Known as pieing, getting one in the moosh can be hilarious and is a well-known form of protest. Alan Joyce the CEO of Qantas was recently pied, by Tony Overheu who was protesting against Joyce’s use of his position to promote gay marriage in Australia.
Joyce like most of those pied, wasn’t thrilled but rather than laughing it off and using it as an opportunity to further promote his cause, he instead responded by saying “I will have every intention of pressing charges”.

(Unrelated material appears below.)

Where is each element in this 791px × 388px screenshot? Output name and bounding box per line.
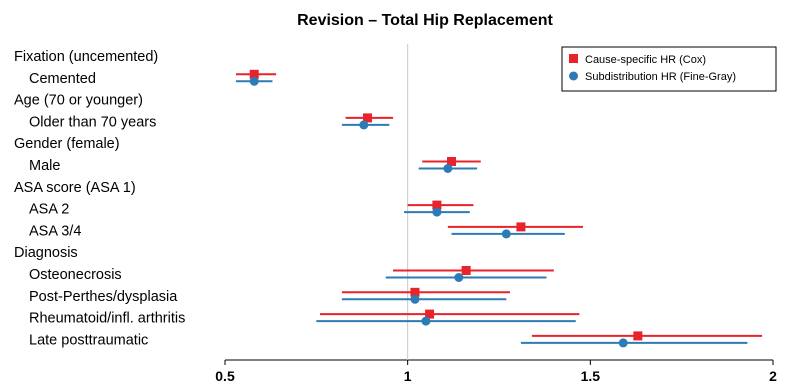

Joyce perhaps mistakenly believes he is following in the steps of a rather more famous Australian, Rupert Murdoch, whose ‘pier’, was convicted of assault and spent 3 weeks in prison. Unfortunately, the octogenarian Murdoch showed he has a thicker skin than the 51-year old aviation boss, when he refused to support the charges brought by the Crown Prosecution Service. Rather ironically, Murdoch was Joyce’s effective boss when Joyce joined Ansett Airlines in 1996. Ansett was a tough business but the canny Murdoch sold out in 2000 for $680m, the same year Joyce joined Qantas.
Normally, I’d ignore Joyce, but his outrage and lack of humour, were in stark contrast to a Facebook post on the same day, from one of my old mate’s from Australia.
He’d commented on how his son (one of my much neglected godchildren) had reacted to his nickname, Sizzler, something kids at school called him because of his lisp. Rather than moaning to his parent and teachers, or like Joyce feeling like a victim, he instead embraced the name, even getting it sewn onto the back of his football training jumper.
I may be a terrible godparent, but I know when I see greatness. Felix, your actions are an object lesson in character and leadership that shame the antics of Alan Joyce.